In 1992, responding to the issues surrounding the current use of Devils Tower, the NPS created a Draft Climbing Management Plan/Environmental Assessment. One of the main issues that concerned the NPS was the increased use of Devils Tower for recreational rock climbing since the 1970's and its knowledge of the importance of the site to many Native American tribes. The plan examined six alternatives including the No Change Alternative in its effort to address the issues at hand. The alternatives ranged from allowing unregulated rock climbing on the tower to permanently closing the tower to all climbing.
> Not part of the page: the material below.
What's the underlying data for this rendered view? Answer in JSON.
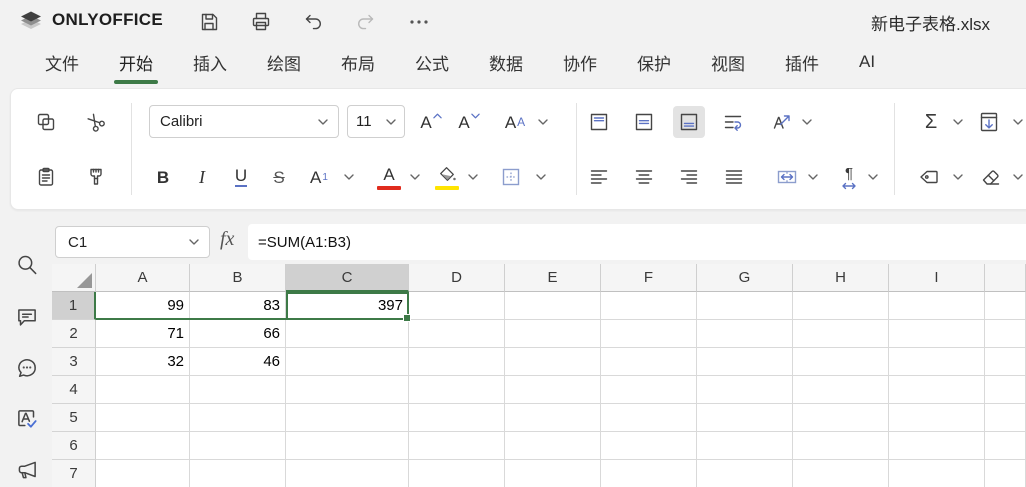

Alternative D, the Preferred Alternative, was shaped into the Final Climbing Management Plan (FCMP), issued in 1995. The FCMP asks that people voluntarily refrain from climbing the tower during June; it is a culturally significant month for the tribes because the Sun Dance ritual is performed. The Sun Dance, one of the most important religious ceremonies for Native Americans, involves singing, dancing, praying, and fasting. It lasts four to eight days, celebrates spiritual renewal, and symbolizes the resolved conflict between the individual and the now-sacred buffalo. The FCMP provided for an evaluation period of three to five years, after which the effectiveness of the voluntary ban would be assessed and a mandatory ban would be considered. The NPS would rely on self-regulation in terms of people not climbing the tower in June. Because of the possibility of instituting a mandatory ban if the voluntary ban was not successful, it would be in the guide services' best interests to make prospective climbers aware of the voluntary ban. Placards and NPS employees would also notifiy prospective climbers of the voluntary ban. The plan also allowed existing bolts and pitons for rock climbing to be replaced, but not the addition of new ones. The FCMP also included other stipulations about the use of rocking climbing hardware and plans for environment protection efforts. In June of 1994, before the FCMP was passed, 1,293 people climbed the tower; in 1995 that number dropped to 193 and has fluctuated in a narrow range ever since.
In response to the climbing plan, BLUMA sued Bruce Babbitt, the Secretary of the Interior, claiming that the voluntary climbing ban violated the Establishment Clause because the FCMP was a form of federal support of Native American religion. BLUMA asserted that the FCMP instilled fear in climbers that one day they may not be able to climb the Tower if an actual ban were passed, and that the ban affected Andy Petefish's economic wellbeing as a commercial guide.